Remedies Available Under Title VII
Under federal law, if an individual is successful at trial and it is found by a judge or jury that the individual was the victim of unlawful employment discrimination, harassment, or retaliation, that individual is entitled to recover his/her back pay (lost wages), attorney fees and costs, and out of pocket expenses (for example the out-of-pocket cost of insurance if benefits were lost). Reinstatement (getting his/her old job back) is also available.
Compensatory damages (pain and suffering) and punitive damages (monetary punishment levied against the employer for discriminating) are available through Title VII; however, an individual is not entitled to such damages.
Compensatory damages are subject to the following monetary caps, based on the number of employees employed by the defendant-employer:
- Up to 100 employees: $50,000
- 101 – 200 employees: $100,000
- 201 – 500 employees: $200,000
- 500+ employees: $300,000
Statute of Limitations
Before filing in federal court, an individual must start his/her employment discrimination, harassment or retaliation case in an administrative agency – the Department of Workforce Development – Equal Rights Division (ERD) or the Equal Employment Opportunity Commission (EEOC). The individual must also first secure a Notice of Right to Sue letter from the EEOC.

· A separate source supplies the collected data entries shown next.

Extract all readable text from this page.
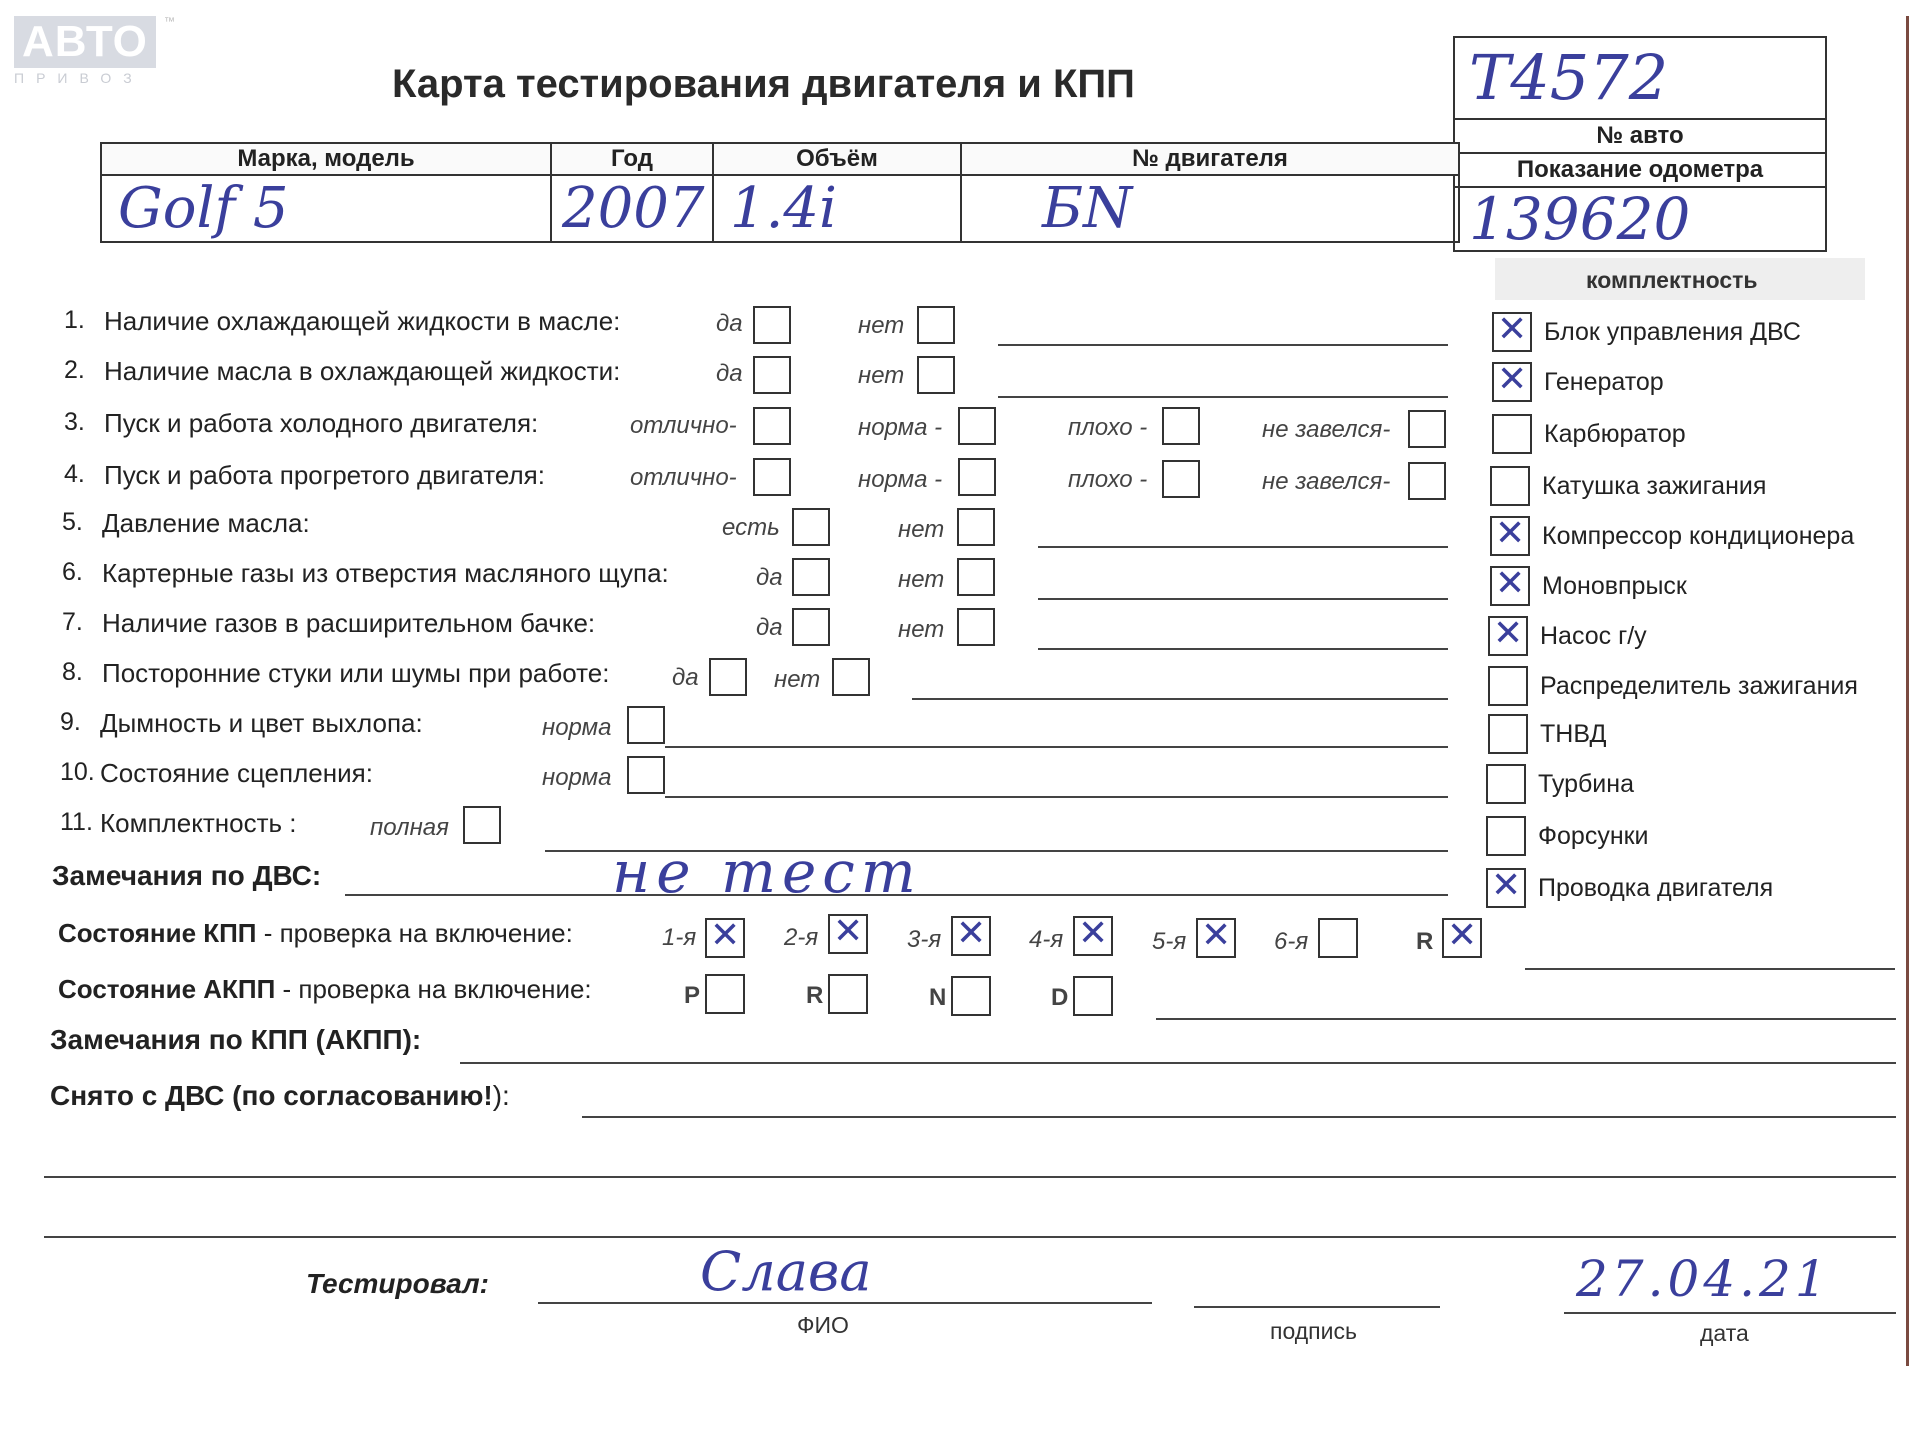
АВТО ™
ПРИВОЗ	Карта тестирования двигателя и КПП	T4572
№ авто
Показание одометра
139620
Марка, модель	Год	Объём	№ двигателя
Golf 5	2007	1.4i	БN
комплектность
1. Наличие охлаждающей жидкости в масле:	да	нет
2. Наличие масла в охлаждающей жидкости:	да	нет
3. Пуск и работа холодного двигателя:	отлично-	норма -	плохо -	не завелся-
4. Пуск и работа прогретого двигателя:	отлично-	норма -	плохо -	не завелся-
5. Давление масла:	есть	нет
6. Картерные газы из отверстия масляного щупа:	да	нет
7. Наличие газов в расширительном бачке:	да	нет
8. Посторонние стуки или шумы при работе:	да	нет
9. Дымность и цвет выхлопа:	норма
10. Состояние сцепления:	норма
11. Комплектность :	полная
Замечания по ДВС:	не тест
Состояние КПП - проверка на включение:	1-я ✕ 2-я ✕ 3-я ✕ 4-я ✕ 5-я ✕ 6-я	R ✕
Состояние АКПП - проверка на включение:	P	R	N	D
Замечания по КПП (АКПП):
Снято с ДВС (по согласованию!):
Тестировал:	Слава	27.04.21
ФИО	подпись	дата
✕ Блок управления ДВС
✕ Генератор
Карбюратор
Катушка зажигания
✕ Компрессор кондиционера
✕ Моновпрыск
✕ Насос г/у
Распределитель зажигания
ТНВД
Турбина
Форсунки
✕ Проводка двигателя
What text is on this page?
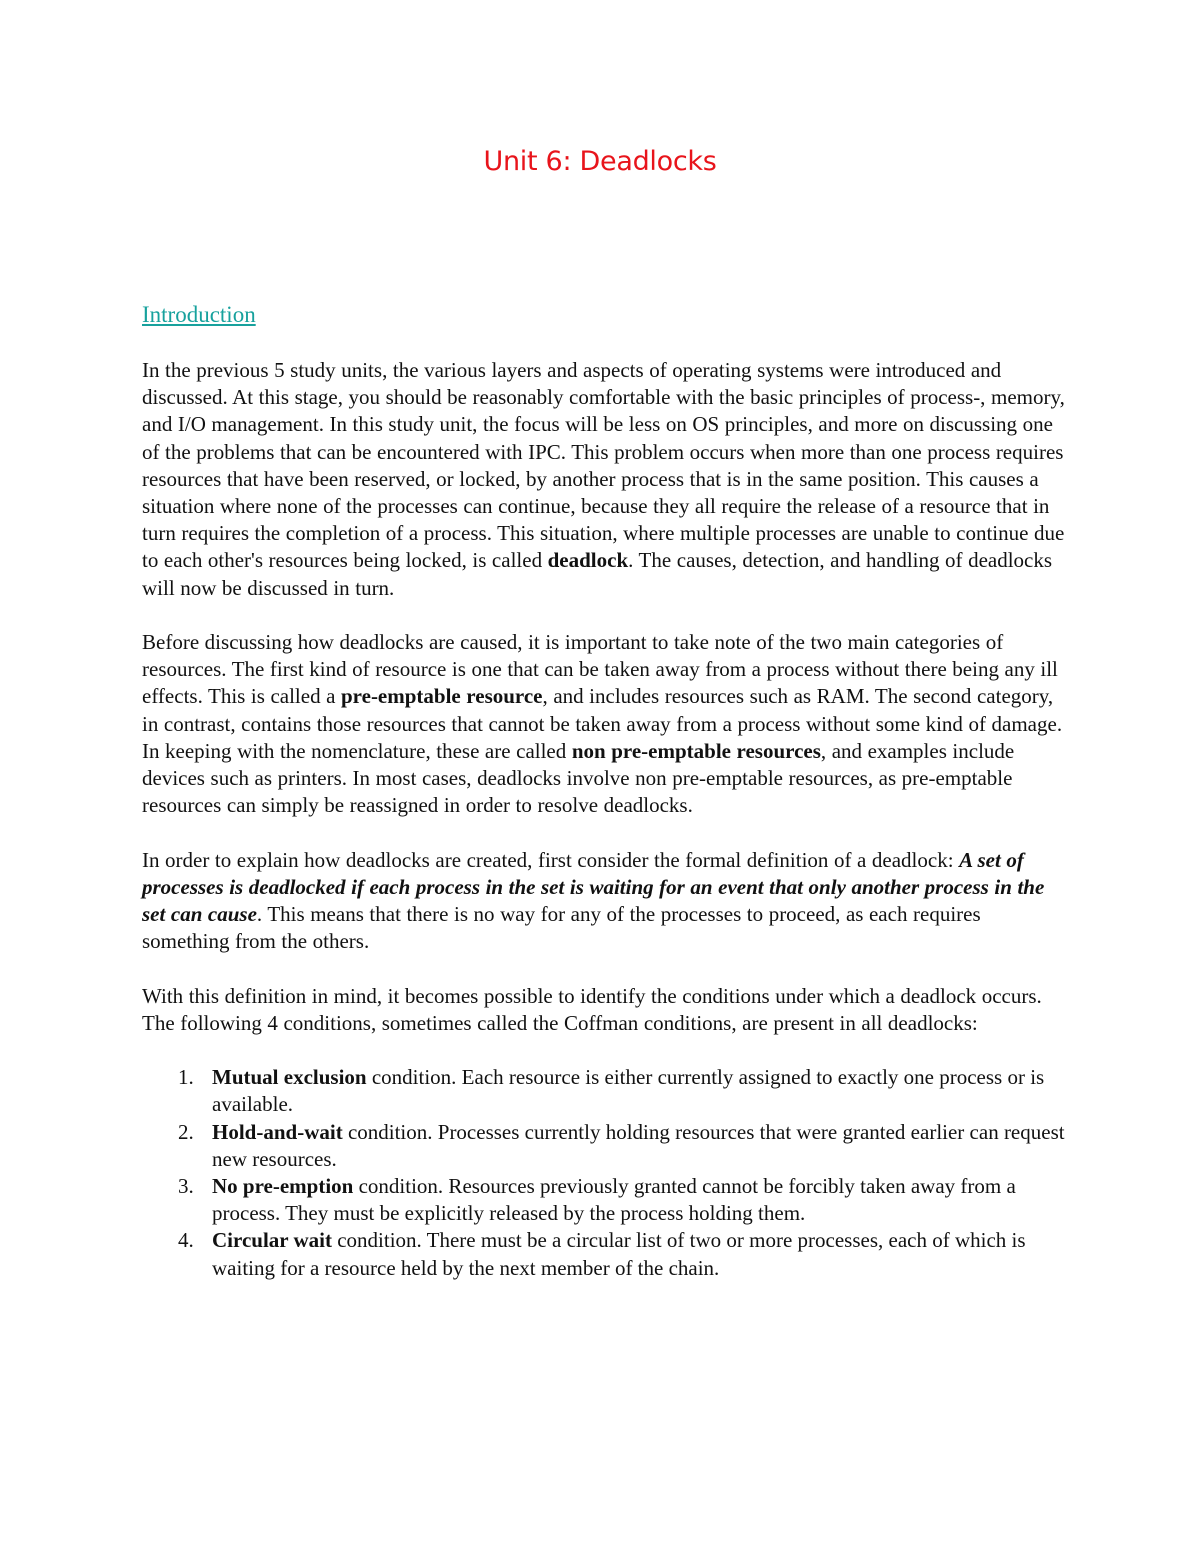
Unit 6: Deadlocks
Introduction

In the previous 5 study units, the various layers and aspects of operating systems were introduced and discussed. At this stage, you should be reasonably comfortable with the basic principles of process-, memory, and I/O management. In this study unit, the focus will be less on OS principles, and more on discussing one of the problems that can be encountered with IPC. This problem occurs when more than one process requires resources that have been reserved, or locked, by another process that is in the same position. This causes a situation where none of the processes can continue, because they all require the release of a resource that in turn requires the completion of a process. This situation, where multiple processes are unable to continue due to each other's resources being locked, is called deadlock. The causes, detection, and handling of deadlocks will now be discussed in turn.

Before discussing how deadlocks are caused, it is important to take note of the two main categories of resources. The first kind of resource is one that can be taken away from a process without there being any ill effects. This is called a pre-emptable resource, and includes resources such as RAM. The second category, in contrast, contains those resources that cannot be taken away from a process without some kind of damage. In keeping with the nomenclature, these are called non pre-emptable resources, and examples include devices such as printers. In most cases, deadlocks involve non pre-emptable resources, as pre-emptable resources can simply be reassigned in order to resolve deadlocks.

In order to explain how deadlocks are created, first consider the formal definition of a deadlock: A set of processes is deadlocked if each process in the set is waiting for an event that only another process in the set can cause. This means that there is no way for any of the processes to proceed, as each requires something from the others.

With this definition in mind, it becomes possible to identify the conditions under which a deadlock occurs. The following 4 conditions, sometimes called the Coffman conditions, are present in all deadlocks:

1. Mutual exclusion condition. Each resource is either currently assigned to exactly one process or is available.
2. Hold-and-wait condition. Processes currently holding resources that were granted earlier can request new resources.
3. No pre-emption condition. Resources previously granted cannot be forcibly taken away from a process. They must be explicitly released by the process holding them.
4. Circular wait condition. There must be a circular list of two or more processes, each of which is waiting for a resource held by the next member of the chain.
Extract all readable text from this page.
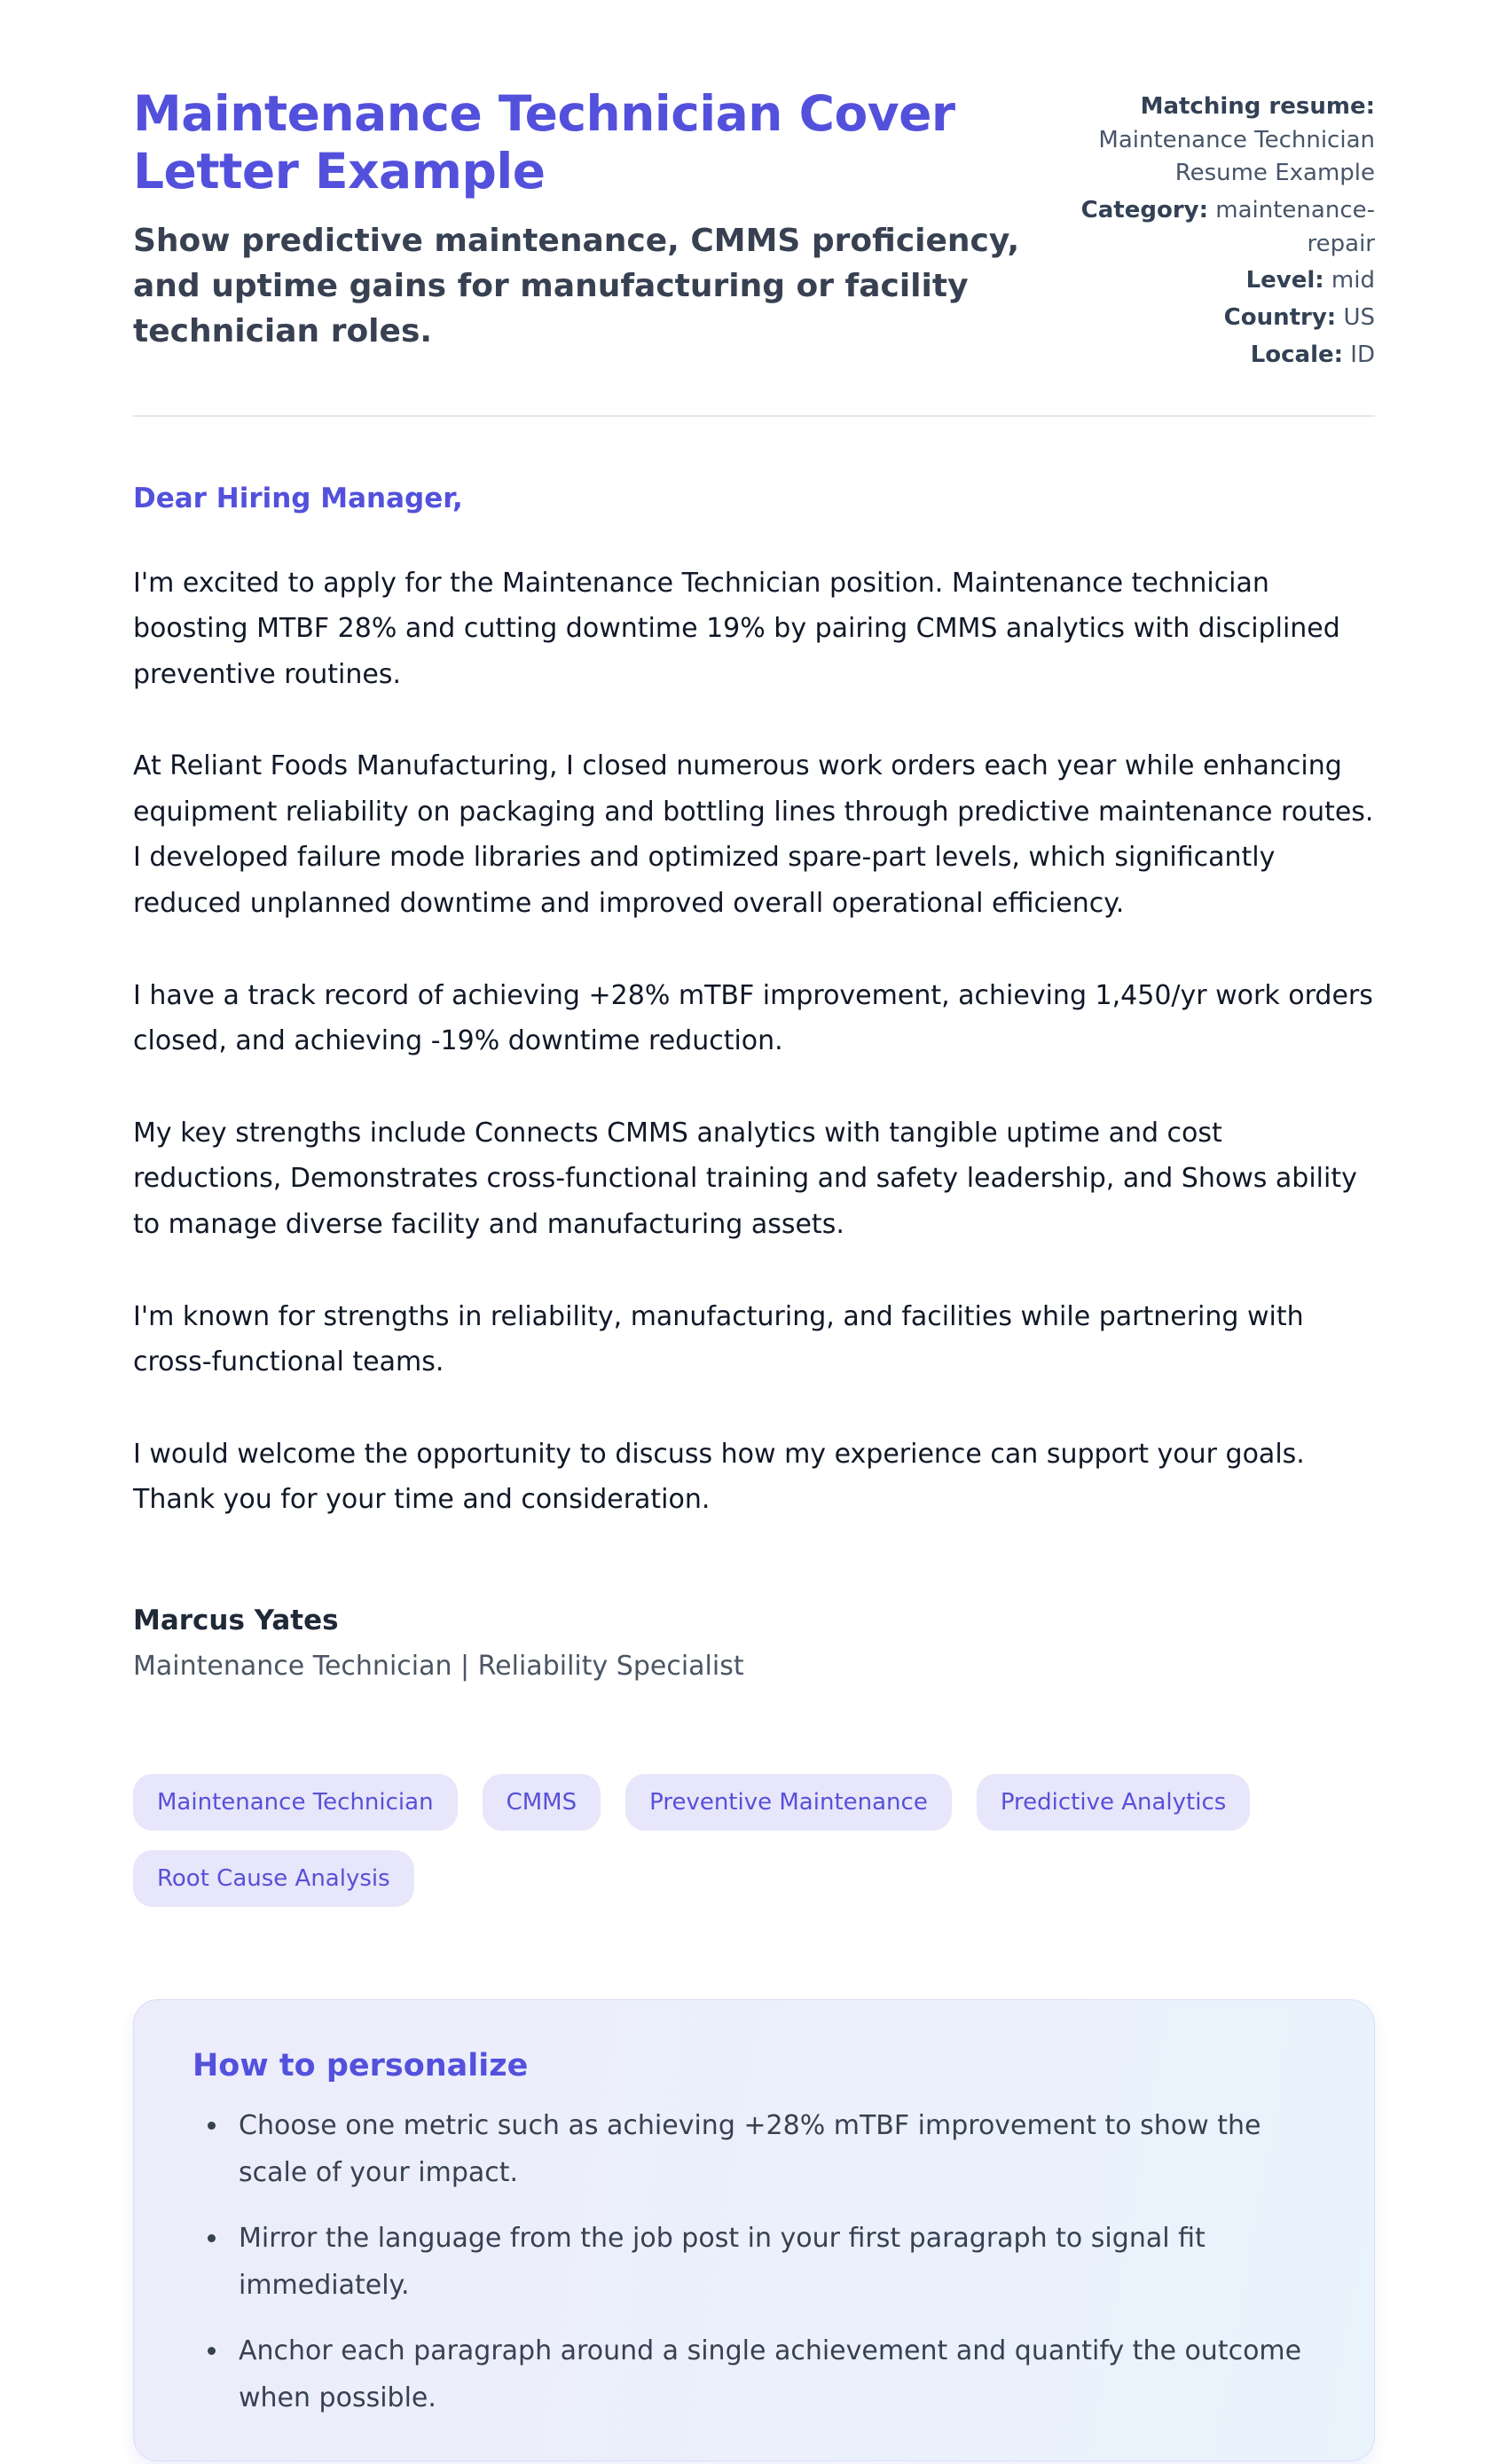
Maintenance Technician Cover Letter Example

Show predictive maintenance, CMMS proficiency, and uptime gains for manufacturing or facility technician roles.

Matching resume: Maintenance Technician Resume Example
Category: maintenance-repair
Level: mid
Country: US
Locale: ID

Dear Hiring Manager,

I'm excited to apply for the Maintenance Technician position. Maintenance technician boosting MTBF 28% and cutting downtime 19% by pairing CMMS analytics with disciplined preventive routines.

At Reliant Foods Manufacturing, I closed numerous work orders each year while enhancing equipment reliability on packaging and bottling lines through predictive maintenance routes. I developed failure mode libraries and optimized spare-part levels, which significantly reduced unplanned downtime and improved overall operational efficiency.

I have a track record of achieving +28% mTBF improvement, achieving 1,450/yr work orders closed, and achieving -19% downtime reduction.

My key strengths include Connects CMMS analytics with tangible uptime and cost reductions, Demonstrates cross-functional training and safety leadership, and Shows ability to manage diverse facility and manufacturing assets.

I'm known for strengths in reliability, manufacturing, and facilities while partnering with cross-functional teams.

I would welcome the opportunity to discuss how my experience can support your goals. Thank you for your time and consideration.

Marcus Yates

Maintenance Technician | Reliability Specialist

Maintenance Technician	CMMS	Preventive Maintenance	Predictive Analytics
Root Cause Analysis
How to personalize
• Choose one metric such as achieving +28% mTBF improvement to show the scale of your impact.
• Mirror the language from the job post in your first paragraph to signal fit immediately.
• Anchor each paragraph around a single achievement and quantify the outcome when possible.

From the date that the Notice of Right to Sue is received, an individual has 90 days to file a federal complaint. Thus, if the Notice is dated December 30th, but you do not receive it until January 2nd, your federal complaint must be filed within 90 days from January 2nd (April 2nd). If the federal employment discrimination complaint is not filed within the 90 days, it is barred and the individual loses his/her discrimination claim.